Islamic State used UK-based companies to buy weapons parts, says new report

David Rose
·3 min read
Soldiers wave IS flags in a military parade in Raqqa in June 2014 - Reuters 
Soldiers wave IS flags in a military parade in Raqqa in June 2014 - Reuters

The Islamic State group used companies in the UK to acquire weapons technology including parts for a jet-powered drone similar to the V-1 “flying bombs” dropped on London during the Second World War, a new report reveals.

The Conflict Armament Research (CAR) group, which studies weapons trafficking, said that Isil attempted to build the high-speed drones along with other “improvised weapons” when it established its so-called caliphate in Iraq and Syria.

Isil used individuals and companies registered in Britain and Turkey to purchase a large stockpile of weapons and equipment as it occupied large swathes of territory from 2014, despite “red flags” that could have prevented the sales, the report said.  

The group's members used one UK-registered front company to buy turbine engines for advanced drones and ship them to a mobile phone company in Turkey. Another was used to buy parts for automatic anti-aircraft weapons, while others still used to import materials for bombs.

The report, released on Tuesday, said more than 50 companies in over 20 countries produced or distributed goods that ISIS forces subsequently used to make explosives, drones and improvised weapon systems.  

There is no suggestion that any of the companies or individuals identified or referenced in the report were complicit in supplying IS or otherwise committed any wrongdoing. 

Despite the suspicious nature of some of the transactions, bulk purchases made in 2014 and 2015 reportedly continued to fuel Isil's weapon production until the collapse of its caliphate and the killing of its leader, Abu Bakr al-Baghdadi, in October last year.  

"No other non-state armed group has matched the scale and ambition of IS weapons production," said Mike Lewis, CAR's head of enhanced investigations. “With stronger due diligence, much of this trade might have been disrupted.” 

The report suggested that if industry and law enforcement authorities had examined the unusual volume of transactions more thoroughly, “they may have been able to interrupt the conflict-sustaining quantities of materiel acquired by IS forces [in 2015].”

Siful Sujan, a high-ranking Isil official who was killed in a US drone strike in December 2015, was among those who used a network of technology companies based in Cardiff to buy and sell equipment that was shipped to a mobile phone shop and other companies in southern Turkey.

A network of family-owned Turkish companies, located close to border crossings into Isil-held territory, was also used to import goods, the report added.

Referring to the group’s use of drones, the report said that Isil had mainly used small, electrically powered models that were commercially available worldwide.

But the investigation found that from 2015 onwards, Isil technicians "also sought to develop larger, faster unmanned aerial vehicles (UAVs) powered by pulse jet engines".
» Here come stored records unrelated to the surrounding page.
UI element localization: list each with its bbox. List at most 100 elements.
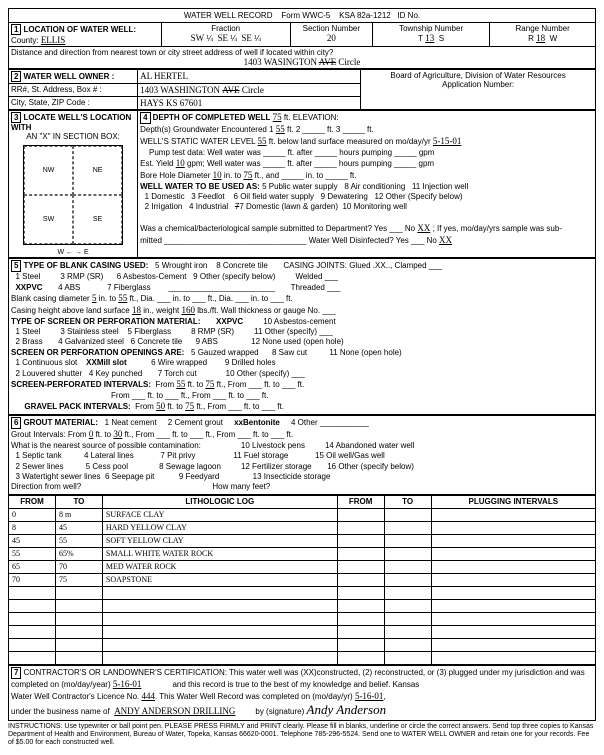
street-suffix: Circle <box>338 57 360 67</box>
frac1: SW <box>191 33 205 43</box>
chem-q: Was a chemical/bacteriological sample su… <box>140 224 387 233</box>
elev-label: ft. ELEVATION: <box>284 113 339 122</box>
perf-from: 55 <box>176 379 185 389</box>
owner-addr: 1403 WASHINGTON <box>140 85 220 95</box>
cert-label: CONTRACTOR'S OR LANDOWNER'S CERTIFICATIO… <box>23 668 584 677</box>
screen-label: TYPE OF SCREEN OR PERFORATION MATERIAL: <box>11 317 200 326</box>
g-to: 30 <box>113 429 122 439</box>
log-cell <box>337 651 384 664</box>
log-cell: SURFACE CLAY <box>102 508 337 521</box>
lic: 444 <box>141 691 155 701</box>
log-cell: 65 <box>9 560 56 573</box>
section-3-4: 3LOCATE WELL'S LOCATION WITH AN "X" IN S… <box>8 110 596 258</box>
log-cell <box>384 508 431 521</box>
chem-ans: XX <box>417 223 430 233</box>
street-strike: AVE <box>319 57 336 67</box>
log-cell: 8 m <box>55 508 102 521</box>
owner-table: 2WATER WELL OWNER : AL HERTEL Board of A… <box>8 69 596 110</box>
log-cell <box>9 638 56 651</box>
sig-label: by (signature) <box>255 707 304 716</box>
instructions: INSTRUCTIONS: Use typewriter or ball poi… <box>8 723 596 746</box>
log-cell <box>102 625 337 638</box>
county: ELLIS <box>41 35 66 45</box>
log-cell <box>337 612 384 625</box>
completed-label: completed on (mo/day/year) <box>11 680 111 689</box>
bore-to-val: 75 <box>243 170 252 180</box>
log-cell <box>431 547 595 560</box>
owner-addr-suffix: Circle <box>242 85 264 95</box>
log-cell: MED WATER ROCK <box>102 560 337 573</box>
frac2: SE <box>217 33 228 43</box>
log-cell <box>102 651 337 664</box>
signature: Andy Anderson <box>307 702 387 717</box>
log-cell: 45 <box>55 521 102 534</box>
log-cell <box>384 599 431 612</box>
yield-unit: gpm; Well water was <box>187 159 261 168</box>
log-cell <box>431 625 595 638</box>
range-dir: W <box>550 34 558 43</box>
log-cell <box>431 573 595 586</box>
range: 18 <box>536 33 545 43</box>
log-cell <box>9 586 56 599</box>
log-cell <box>384 638 431 651</box>
static-label: WELL'S STATIC WATER LEVEL <box>140 137 255 146</box>
log-cell <box>431 508 595 521</box>
log-h-to: TO <box>55 495 102 508</box>
height: 18 <box>132 305 141 315</box>
log-cell <box>102 586 337 599</box>
log-cell <box>431 586 595 599</box>
log-cell <box>384 573 431 586</box>
biz-label: under the business name of <box>11 707 110 716</box>
log-cell <box>337 638 384 651</box>
completed: 5-16-01 <box>113 679 142 689</box>
log-cell <box>431 534 595 547</box>
depth-val: 75 <box>273 112 282 122</box>
static-date: 5-15-01 <box>433 136 462 146</box>
log-h-from2: FROM <box>337 495 384 508</box>
bore1: 10 <box>213 170 222 180</box>
rec-completed: This Water Well Record was completed on … <box>159 692 352 701</box>
log-cell: 70 <box>55 560 102 573</box>
distance-q: Distance and direction from nearest town… <box>11 48 333 57</box>
g-from: 0 <box>89 429 94 439</box>
log-cell: 45 <box>9 534 56 547</box>
log-cell <box>431 651 595 664</box>
gw-label: Depth(s) Groundwater Encountered <box>140 125 267 134</box>
log-cell <box>55 625 102 638</box>
log-cell <box>337 521 384 534</box>
log-h-lith: LITHOLOGIC LOG <box>102 495 337 508</box>
log-cell: 65% <box>55 547 102 560</box>
disinfect-ans: XX <box>439 235 452 245</box>
static-val: 55 <box>258 136 267 146</box>
log-cell <box>337 586 384 599</box>
gravel-to: 75 <box>185 401 194 411</box>
log-cell: 70 <box>9 573 56 586</box>
gw1: 55 <box>276 124 285 134</box>
log-cell: 55 <box>55 534 102 547</box>
log-cell: SMALL WHITE WATER ROCK <box>102 547 337 560</box>
dia-to: 55 <box>118 293 127 303</box>
height-label: Casing height above land surface <box>11 306 130 315</box>
street: 1403 WASINGTON <box>244 57 317 67</box>
depth-label: DEPTH OF COMPLETED WELL <box>153 113 271 122</box>
grout-int-label: Grout Intervals: From <box>11 430 87 439</box>
log-cell <box>431 599 595 612</box>
section-7: 7CONTRACTOR'S OR LANDOWNER'S CERTIFICATI… <box>8 665 596 722</box>
log-h-from: FROM <box>9 495 56 508</box>
bore-label: Bore Hole Diameter <box>140 171 210 180</box>
dir-label: Direction from well? <box>11 482 81 491</box>
section-box: NWNE SWSE <box>23 145 123 245</box>
log-cell <box>55 599 102 612</box>
township: 13 <box>425 33 434 43</box>
log-cell: 55 <box>9 547 56 560</box>
log-cell: 0 <box>9 508 56 521</box>
log-cell <box>384 534 431 547</box>
log-cell <box>55 586 102 599</box>
owner-addr-strike: AVE <box>222 85 239 95</box>
section-5: 5TYPE OF BLANK CASING USED: 5 Wrought ir… <box>8 258 596 415</box>
county-label: County: <box>11 36 39 45</box>
grout-label: GROUT MATERIAL: <box>23 418 98 427</box>
log-cell: HARD YELLOW CLAY <box>102 521 337 534</box>
section-6: 6GROUT MATERIAL: 1 Neat cement 2 Cement … <box>8 415 596 495</box>
city-label: City, State, ZIP Code : <box>11 98 90 107</box>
A "fully constructed pulse jet engine" measuring more than two metres in length was found at a hospital formerly occupied by the terror group in west Mosul, Iraq, in September 2017.

"Pulse jets are a type of acoustic jet engine originally developed for World War II-era V-1 'flying bomb' cruise missiles," the report added, referring to the “vengeance weapon” deployed by Nazi Germany in 1944.
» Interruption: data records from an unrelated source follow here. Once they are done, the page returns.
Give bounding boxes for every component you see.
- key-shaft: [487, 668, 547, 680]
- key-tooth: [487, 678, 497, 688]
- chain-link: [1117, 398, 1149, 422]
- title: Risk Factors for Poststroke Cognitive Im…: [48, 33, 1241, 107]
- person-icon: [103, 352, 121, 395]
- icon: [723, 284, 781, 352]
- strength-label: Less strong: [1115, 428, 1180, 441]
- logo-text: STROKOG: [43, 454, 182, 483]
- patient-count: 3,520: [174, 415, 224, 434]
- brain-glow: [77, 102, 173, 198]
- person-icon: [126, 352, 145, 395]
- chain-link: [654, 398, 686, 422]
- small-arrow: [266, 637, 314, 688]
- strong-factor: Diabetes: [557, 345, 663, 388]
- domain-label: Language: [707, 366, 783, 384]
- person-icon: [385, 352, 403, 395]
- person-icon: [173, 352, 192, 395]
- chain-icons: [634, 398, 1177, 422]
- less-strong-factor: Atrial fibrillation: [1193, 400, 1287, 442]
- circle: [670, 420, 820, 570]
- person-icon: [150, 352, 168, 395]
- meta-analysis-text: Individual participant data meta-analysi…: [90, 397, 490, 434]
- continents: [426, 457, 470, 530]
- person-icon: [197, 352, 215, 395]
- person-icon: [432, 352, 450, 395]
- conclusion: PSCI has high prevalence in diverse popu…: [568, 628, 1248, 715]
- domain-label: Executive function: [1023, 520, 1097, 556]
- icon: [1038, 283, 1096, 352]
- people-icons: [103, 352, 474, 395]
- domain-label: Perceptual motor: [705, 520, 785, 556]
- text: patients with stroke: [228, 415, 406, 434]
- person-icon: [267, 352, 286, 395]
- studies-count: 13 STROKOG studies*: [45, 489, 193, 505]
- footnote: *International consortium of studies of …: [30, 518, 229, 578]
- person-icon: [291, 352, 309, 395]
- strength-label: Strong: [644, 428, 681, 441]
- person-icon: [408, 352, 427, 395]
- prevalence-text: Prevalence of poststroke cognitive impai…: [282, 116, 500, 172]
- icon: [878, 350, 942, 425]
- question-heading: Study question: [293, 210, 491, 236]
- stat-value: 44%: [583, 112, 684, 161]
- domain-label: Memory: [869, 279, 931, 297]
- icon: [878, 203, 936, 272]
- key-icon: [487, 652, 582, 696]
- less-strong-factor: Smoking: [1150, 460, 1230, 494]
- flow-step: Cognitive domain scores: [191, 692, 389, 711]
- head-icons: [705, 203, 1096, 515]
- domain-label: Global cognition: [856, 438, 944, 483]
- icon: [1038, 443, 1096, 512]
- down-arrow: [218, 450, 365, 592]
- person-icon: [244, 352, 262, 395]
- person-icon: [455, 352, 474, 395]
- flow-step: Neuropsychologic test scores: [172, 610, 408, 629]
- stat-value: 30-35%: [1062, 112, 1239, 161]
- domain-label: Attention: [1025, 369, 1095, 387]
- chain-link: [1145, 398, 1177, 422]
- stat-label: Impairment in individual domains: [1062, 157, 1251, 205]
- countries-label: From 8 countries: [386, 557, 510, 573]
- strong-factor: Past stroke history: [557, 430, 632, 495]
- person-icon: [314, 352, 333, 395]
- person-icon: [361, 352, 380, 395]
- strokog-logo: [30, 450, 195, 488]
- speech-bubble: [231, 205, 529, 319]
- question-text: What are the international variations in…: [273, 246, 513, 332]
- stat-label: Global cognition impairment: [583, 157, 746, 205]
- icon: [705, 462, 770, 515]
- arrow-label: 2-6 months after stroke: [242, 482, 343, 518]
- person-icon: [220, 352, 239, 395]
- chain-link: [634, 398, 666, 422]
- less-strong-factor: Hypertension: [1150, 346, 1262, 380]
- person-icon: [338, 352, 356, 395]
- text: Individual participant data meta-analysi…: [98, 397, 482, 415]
Approximately 2,400 V-1s landed within Greater London during the war, inflicting 6,000 fatalities and 18,000 serious injuries.

An automated anti-aircraft system was another of the "ambitious new weapons systems" IS made and tested but didn't use.
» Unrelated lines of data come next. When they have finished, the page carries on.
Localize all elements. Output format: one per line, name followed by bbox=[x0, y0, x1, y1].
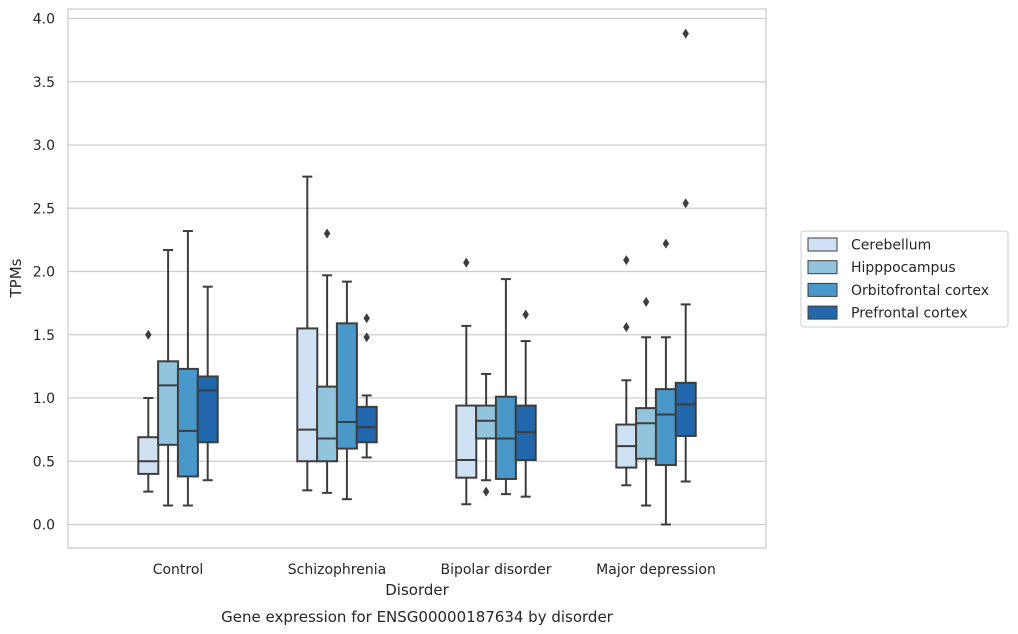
outlier-point bbox=[682, 28, 689, 39]
box-group bbox=[455, 257, 478, 506]
y-tick-label: 1.5 bbox=[33, 328, 55, 344]
y-tick-label: 4.0 bbox=[33, 12, 55, 28]
box bbox=[635, 407, 658, 460]
outlier-point bbox=[323, 228, 331, 239]
x-tick-label: Control bbox=[153, 562, 204, 578]
boxes-layer bbox=[137, 28, 697, 526]
outlier-point bbox=[363, 313, 370, 324]
box bbox=[157, 360, 180, 446]
box bbox=[176, 367, 199, 478]
outlier-point bbox=[682, 198, 689, 209]
box bbox=[674, 381, 697, 437]
box bbox=[335, 322, 358, 450]
plot-area bbox=[68, 9, 766, 548]
box-group bbox=[196, 285, 219, 482]
outlier-point bbox=[463, 257, 470, 268]
legend-swatch bbox=[807, 237, 838, 252]
box-group bbox=[635, 296, 658, 507]
legend-label: Prefrontal cortex bbox=[851, 306, 968, 322]
legend-swatch bbox=[807, 260, 838, 275]
box-group bbox=[674, 28, 697, 483]
outlier-point bbox=[482, 486, 490, 497]
outlier-point bbox=[363, 332, 370, 343]
box-group bbox=[514, 309, 537, 498]
legend-swatch bbox=[807, 282, 838, 297]
outlier-point bbox=[145, 329, 152, 340]
x-tick-label: Schizophrenia bbox=[288, 562, 386, 578]
outlier-point bbox=[623, 322, 630, 333]
legend-frame bbox=[800, 230, 1009, 328]
box-group bbox=[615, 255, 638, 487]
box bbox=[355, 405, 378, 444]
outlier-point bbox=[662, 238, 670, 249]
y-tick-label: 2.5 bbox=[33, 201, 55, 217]
outlier-point bbox=[642, 296, 650, 307]
box-group bbox=[494, 278, 517, 496]
box-group bbox=[654, 238, 677, 526]
box-group bbox=[335, 280, 358, 501]
box bbox=[455, 404, 478, 479]
x-tick-label: Major depression bbox=[596, 562, 716, 578]
x-tick-labels: Control Schizophrenia Bipolar disorder Majo… bbox=[153, 562, 716, 578]
legend-label: Orbitofrontal cortex bbox=[851, 283, 989, 299]
x-axis-label: Disorder bbox=[385, 581, 449, 599]
box bbox=[475, 404, 498, 440]
box-group bbox=[157, 248, 180, 507]
box bbox=[137, 436, 160, 475]
box-group bbox=[355, 313, 378, 459]
outlier-point bbox=[623, 255, 630, 266]
legend-label: Hipppocampus bbox=[851, 260, 956, 276]
legend-swatch bbox=[807, 305, 838, 320]
box bbox=[316, 385, 339, 463]
box-group bbox=[316, 228, 339, 494]
plot-frame bbox=[67, 8, 767, 549]
box bbox=[196, 375, 219, 444]
box-group bbox=[137, 329, 160, 493]
y-tick-labels: 0.0 0.5 1.0 1.5 2.0 2.5 3.0 3.5 4.0 bbox=[33, 12, 55, 534]
y-tick-label: 0.0 bbox=[33, 518, 55, 534]
legend-label: Cerebellum bbox=[851, 238, 931, 254]
y-tick-label: 0.5 bbox=[33, 454, 55, 470]
legend: Cerebellum Hipppocampus Orbitofrontal cort… bbox=[800, 230, 1009, 328]
box bbox=[296, 327, 319, 463]
y-tick-label: 2.0 bbox=[33, 265, 55, 281]
box bbox=[654, 388, 677, 467]
y-tick-label: 1.0 bbox=[33, 391, 55, 407]
outlier-point bbox=[522, 309, 529, 320]
y-tick-label: 3.0 bbox=[33, 138, 55, 154]
y-axis-label: TPMs bbox=[7, 258, 25, 298]
y-tick-label: 3.5 bbox=[33, 75, 55, 91]
chart-caption: Gene expression for ENSG00000187634 by d… bbox=[221, 608, 614, 626]
x-tick-label: Bipolar disorder bbox=[440, 562, 551, 578]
Despite the loss of its former territory, an estimated 10,000 Isil fighters remain at large in parts of Iraq and Syria, and the group has boasted of carrying out and inspiring hundreds of terror attacks in the Middle East and elsewhere in recent months.

Namir Shabibi, CAR's head of operations in Iraq, said "remaining cells in Iraq and Syria have become increasingly active in the past year".

"Preventing their procurement efforts by spotting the kinds of red flags detailed in this report remains important for countering the group's resurgence," he added.